Tom: The "at large" law usually defines what is "at large" and it's usually separated from where a dog can and can not be "at large".Typically, Schools and Parks are areas where dogs can not be at large.


----------



## gunnr (Aug 14, 2009)

freealfin said:


> Yes....54 years ago when my daughter was one year old I decided to give her a puppy (and me a hunting puppy) for her birthday (We lived in Paramus, NJ at the time) so I looked in the "classified ads" (no WEB then) and found a VIZSLA for sale in Northen NJ.....what the **** is a VIZSLA?......and the love affair outlasted two wives and many a girlfriend in between.....I'll tell a story...at the time, professional trainers would say that starting to train a hunting dog before he was two years old was a mistake. I started training my pup as soon as he got home....him and I made many mistakes....but we learned together. When he was 6 months old we went hunting Pheasants in a private preserve. We headed for a field where a man was coming out with his beautiful pair of English Setters. He had four or five tail feathers sticking out from his vests and told us "there are no birds left there". We were there so we went in. We got three birds......I had paid for three so we went to the club house....the hunter had watched us hunt the field......he asked for my pup's breed...I said "a Vizsla" and he said "a what?....20 minutes into the conversation he offered me $500 (tons of money then) for my pup. I was so proud of my pup I almost cried.... Unfortunately, Vizslas are going the way Poodles and Irish Setters have gone......too many people get them for their looks only.


Nice!
I got my first Vizsla in 1987. A male, I named Boone, out of then DC ,Upwind Selkie
I ran into a lot of bias against the breed at that time, and "velcro" was not a complimentary breed trait then.
I remember reading the philosophy about waiting until a dog was two years old before starting them. I didn't buy it then. That's a lot of lost time. 
I was using magazine articles by Delmar Smith, Jim Spencer, and Ken Roebuck, as my guidance, and wore out Richard Wolter's "Gun Dog" book ,training my first dog. God that was fun!
I know that they tried to breed them to be bigger runners. Not sure there was much success in that endeavor, but Gunnr, my last V, was a big runner. In her mind it was your job to keep up. Only Vizsla I ever thought I'd need a GPS tracker for. She was "difficult", but I miss her terribly.
I start them the very first night by just playing games with them. I'll hide a bird wing under a chair, or in a house plant, and just kind of let them find it. Retrieval training start the same night. A pair of rolled, old socks, and some quail scent, and play fetch against the wall. I have wire poultry cages that I can put quail into and hide them in the yard. The puppy can "find them" and jump all over that cage and not hurt any birds. It's always cute watching an 8 week old puppy point. Their legs are so short! You don't know if they're pointing, or peeing.
Same kinds of stories with other hunters also. I ran across two guys that had shot a pheasant and crippled it. I told them I'd let Boone run it to ground. They kept telling me that Boone wasn't following the birds trail, and was going in the wrong direction. I restarted Boone, let him go, and he followed the same track again to their bird.
Then they asked me what kind of dog he was. They though he was a cross breed.
These dogs can be very tough, driven, focused, tenacious dogs. People sometimes don't understand that about them.


----------



## texasred (Jan 29, 2012)

freealfin said:


> Yes, I know but there must be another law that allows hunting dogs to hunt and train without a leash because you can hunt quail and ducks in Texas and it will be very hard to do so with the dog attached to the hunter with a leash.

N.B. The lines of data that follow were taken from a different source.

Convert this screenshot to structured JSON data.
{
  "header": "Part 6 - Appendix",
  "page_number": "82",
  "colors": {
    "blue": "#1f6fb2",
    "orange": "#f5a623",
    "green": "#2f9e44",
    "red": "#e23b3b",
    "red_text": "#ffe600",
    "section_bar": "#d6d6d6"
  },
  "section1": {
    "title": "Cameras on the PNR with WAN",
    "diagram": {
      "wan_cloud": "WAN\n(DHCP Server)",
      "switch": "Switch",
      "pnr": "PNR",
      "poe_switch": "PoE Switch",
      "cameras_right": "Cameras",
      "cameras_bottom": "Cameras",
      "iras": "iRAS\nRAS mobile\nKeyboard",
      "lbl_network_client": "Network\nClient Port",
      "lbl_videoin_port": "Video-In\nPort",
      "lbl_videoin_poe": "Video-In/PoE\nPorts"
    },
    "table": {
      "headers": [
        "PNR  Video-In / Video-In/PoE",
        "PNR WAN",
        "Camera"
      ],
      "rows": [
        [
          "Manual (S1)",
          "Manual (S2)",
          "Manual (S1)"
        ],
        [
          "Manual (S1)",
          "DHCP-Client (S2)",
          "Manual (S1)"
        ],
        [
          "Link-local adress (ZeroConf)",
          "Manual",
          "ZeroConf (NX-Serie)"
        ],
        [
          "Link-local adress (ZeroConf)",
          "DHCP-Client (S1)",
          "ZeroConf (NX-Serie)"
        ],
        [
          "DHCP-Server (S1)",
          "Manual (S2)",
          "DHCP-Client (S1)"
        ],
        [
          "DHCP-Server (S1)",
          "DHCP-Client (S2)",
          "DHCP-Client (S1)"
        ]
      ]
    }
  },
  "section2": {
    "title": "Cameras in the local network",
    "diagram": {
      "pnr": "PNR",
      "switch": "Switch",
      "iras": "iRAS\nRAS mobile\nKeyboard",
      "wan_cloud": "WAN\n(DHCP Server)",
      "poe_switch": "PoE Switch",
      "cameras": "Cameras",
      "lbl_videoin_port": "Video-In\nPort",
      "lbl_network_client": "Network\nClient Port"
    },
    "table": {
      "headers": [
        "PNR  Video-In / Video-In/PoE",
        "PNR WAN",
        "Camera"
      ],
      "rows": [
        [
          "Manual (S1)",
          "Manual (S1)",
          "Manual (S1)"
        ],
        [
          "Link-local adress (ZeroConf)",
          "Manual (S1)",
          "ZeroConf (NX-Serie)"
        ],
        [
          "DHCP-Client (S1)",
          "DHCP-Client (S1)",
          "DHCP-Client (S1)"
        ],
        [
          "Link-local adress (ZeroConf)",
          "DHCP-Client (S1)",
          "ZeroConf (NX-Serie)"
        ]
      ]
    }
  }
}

National Forest/Preserves have areas that you can hunt with dogs on certain dates. Hunt clubs can also reserve dates for training, and events.
Texas is known a pay to play state, as most as land is privately owned.
You either own the property, or you pay to lease it for hunting/training. 

I hunt my dogs a lot, and have lived in the this state my entire life.
For years we paid thousands of dollars on leases. The last 8 years, I've been given permission to run, and hunt my dogs on private property, without paying for it. Although we do help mow, build duck blinds, and whatever else is asked of us.


----------



## freealfin (Jun 8, 2017)

texasred said:


> National Forest/Preserves have areas that you can hunt with dogs on certain dates. Hunt clubs can also reserve dates for training, and events.
> Texas is known a pay to play state, as most as land is privately owned.
> You either own the property, or you pay to lease it for hunting/training.
> 
> ...


----------



## freealfin (Jun 8, 2017)

I started uniting in the 60's when all you had to do was be polite, respectful of property and animals and ask farmers for permission and share some of the meat of big game. I used to hunt pheasants and deer out of a little town in eastern PA called Emmaus in the Lehigh valley. There where always dozens of Pheasants on the front yards of the houses. 10 birds was the limit. I hunted Grouse in New Hampshire and Vermont and bear and moose in Maine. You could hunt bear in Maine all year around, no limit and with a small game licence. I always carry bailing wire to repair broken fences and a few six packs to leave at the farmhouse upon departure. Never paid a dime. Those were the days my friend......Glad you found a way of hunting in Texas without have to pay..


----------